PS: I excluded the 50s except for those that were outside the window in which it was the default option.

@NicoDelon That is not a lie. You said yourself you don't want to poll it here on Manifold because it's too much work and someone showed you a better way to set the poll up using your own polling tool and you weren't interested. It's all in the comments.

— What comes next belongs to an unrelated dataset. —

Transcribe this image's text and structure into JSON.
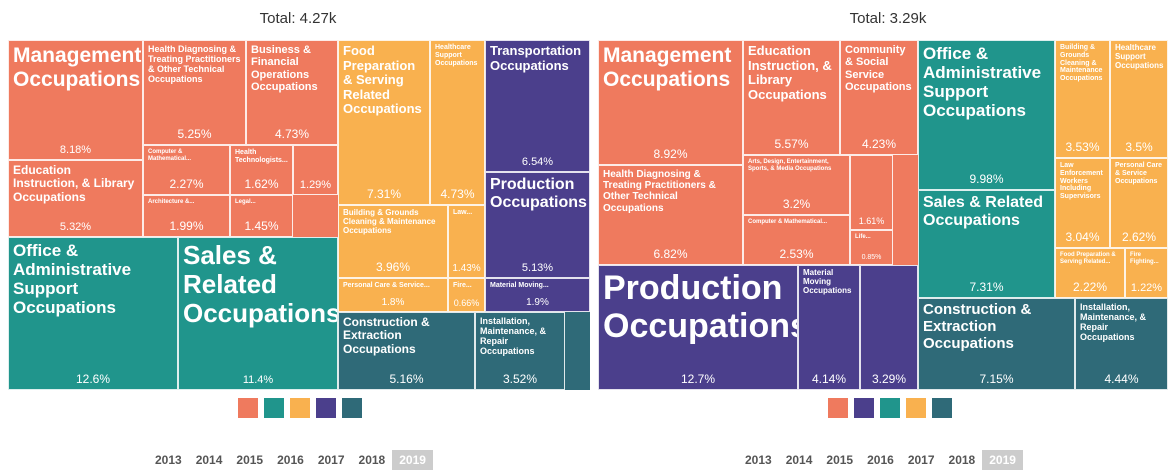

We didn't even see a poll result.

@CertaintyOfVictory What are you talking about? The resolutions are based on the results! The suggested polls in the comments either wouldn’t work with the resolution criteria or would have forced people to take the poll again. As for Manifold polls I hope you realize that creating individual polls for each option is just dumb, will diminish participation and does not allow for numerical scoring. But I should stop pretending you’re arguing in good faith. Next negative comment you’re blocked.

@NicoDelon Don't threaten me.

@NicoDelon Too late. I threatened you and acted on my threat.